L’anno è il 2045. Columbus, Ohio, la città in crescita più rapida del mondo è una bidonville di roulotte di metallo arrugginito impilate una sopra l’altra da cui i rispettivi residenti, che sembrano non conoscersi nemmeno tra di loro, non vedono l’ora di uscire. La way out da quel distopico squallore (più Ballard che Dick – chiaro frutto di secoli di tirannia del corporate e abusi vari nei confronti del pianeta e dei suoi abitanti) è OASIS, un vorticoso, coloratissimo, mondo virtuale/video game/social network globale, popolato dal meglio della pop cultura anni ottanta e a cui si accede mediante l’uso di tutine e caschetti per la realtà virtuale.

È lì che l’umanità passa la paggior parte del suo tempo. Tratto dal romanzo best seller di Ernest Cline, Ready Player One è sulla carta, il «ritorno in forma» di Spielberg alla dimensione della fantasia, all’universo creativo dell’immaginazione da cui sono scaturiti alcuni dei suoi film più grandi – un movie (come lo ha presentato il regista alla prima di Austin) da gustarsi con una vasca di pop corn, piuttosto che un film (che in inglese ha un’accezione più impegnata) con il soggetto «importante», come Lincoln.

In realtà, come è spesso successo in passato è dai movie spielberghiani, piuttosto che dai suoi film, che ci arrivano le storie più complesse, visionarie, politicamente ardite e personali. Era dai tempi di A.I., infatti, che Spielberg non faceva un lavoro così vicino a quelle che sono sempre state le sue preoccupazioni (poetiche ed estetiche) più profonde. E, a dispetto del magnifico sfondo futuribile, articolato grazie all’avanguardia tecnologica provvista da Lucas Film e Digital Domain, e agli omaggi multipli ai greatest hits di trentaepassa anni fa, Ready Player One sembra un film urgente, sull’oggi, molto più vivo e meno nostalgico di The Post.

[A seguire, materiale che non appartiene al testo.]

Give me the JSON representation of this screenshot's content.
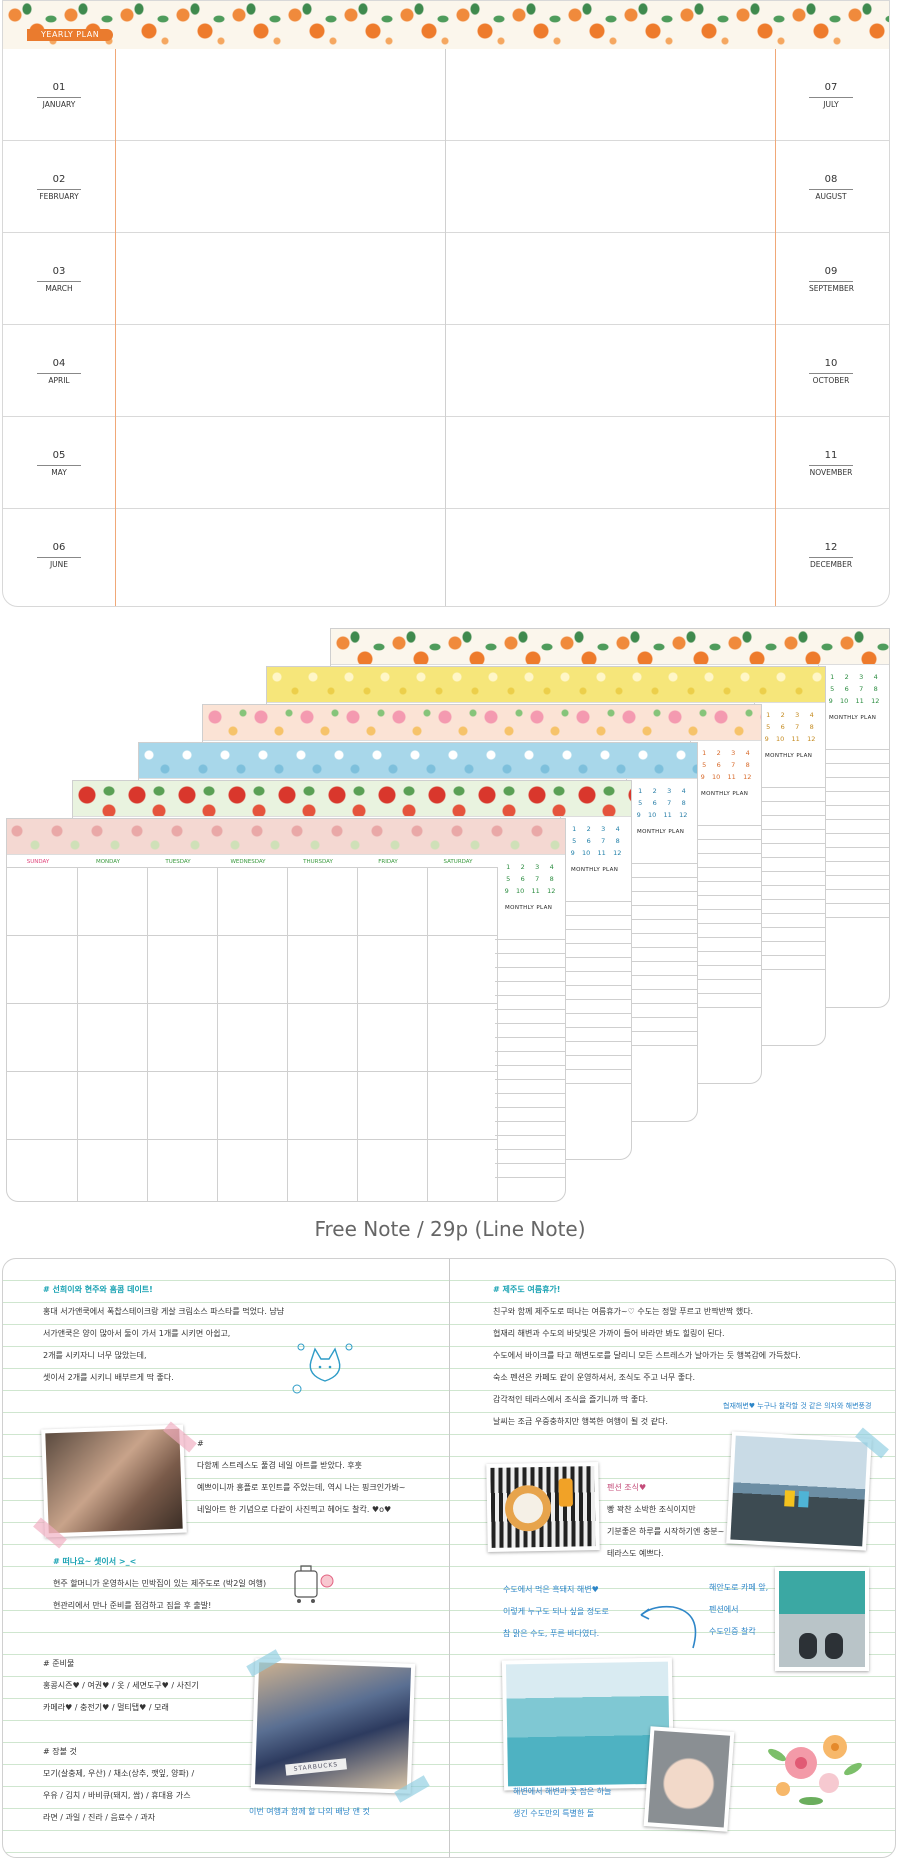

Non è per nostalgia, infatti, che Wade (Tye Sheridan) passa la maggior parte del suo tempo in OASIS, dietro alle spoglie di un avatar di nome Parzifal, che ricorda un po’ Final Fantasy, alla guida di una DeLorean DMC-12, come quella di Back to the Future. La VR del social network, in cui fanno capolino Beetlejuice, un Gremlin, Iron Giant, il mostro di Alien, Il signore degli anelli, il bambino killer Chucky, numerosi riferimenti a Bob Zemeckis, Bee Gees, Duran Duran e naturalmente King Kong semina il terrore sullo skyline di New York, è l’unica realtà che conosce veramente, il suo vocabolario, in cui gli riesce di esprimersi e in cui ha degli amici.

Come Aech, un avatar di chissà chi e da chissà dove, o Art3mis, virtuale anche lei, per cui Parzifal/Wade si prende una cotta e, in occasione della prima date, è indeciso tra il vestirsi da Prince, Michael Jackson o Bukaroo Banzai. Sulla colonna sonora però non ci sono dubbi – Staying Alive. Creata dal nerd/visionario James Halliday (Mark Rylance), un ibrido di Steve Jobs e Mago Merlino, dopo la sua morte OASIS si è trasformata in un video game in cui i partecipanti lottano per trovare tre chiavi nascoste nel mondo VR dal geniale imprenditore. A chi le trova, andrà l’eredità di Halliday, e il controllo del suo mondo. Una corsa in DeLorean inseguiti da King Kong e dal T-Rex (tra le pochissime autocitazioni che Spielberg si permette) e un terrorizzante soggiorno al kubrickiano Overlook Hotel sono alcuni dei passaggi obbligati per arrivare alle tre chiavi. Sulle tracce di Parzifal, Art3mis e Aech il capo di una classica grande corporation (Ben Mendelson) che vuole impadronirsi di OASIS con propositi chiaramente nefasti e che ha assoldato/schiavizzato, per aiutarlo, un’armata di gamers. Il businessman cattivo che vuole addomesticare la fantasia e schiacciare gli outsiders è un classico (Joe Dante si era ispirato a Trump in Gremlins 2!). Ma qui Spielberg va oltre quel personaggio di cartone.

Impossibile, oggi, guardare Ready Player One senza pensare a Facebook/Cambridge Analytica e alle implicazioni della nostra esistenza «online». Nato e cresciuto nell’ebrezza di una comunione tra cinema, fantasy e tecnologia, insieme ai grandi della sua generazione citati qui, Spielberg – come Halliday – si interroga sulle insidie dietro al mondo magico che lui stesso ha contribuito a creare. Quindi sulla sua eredità. Nessuno, eccetto forse Zemeckis, avrebbe potuto farlo con la stessa spericolatezza e lucidità, lo stesso mix di gioia intrepido/avventurosa e malinconia.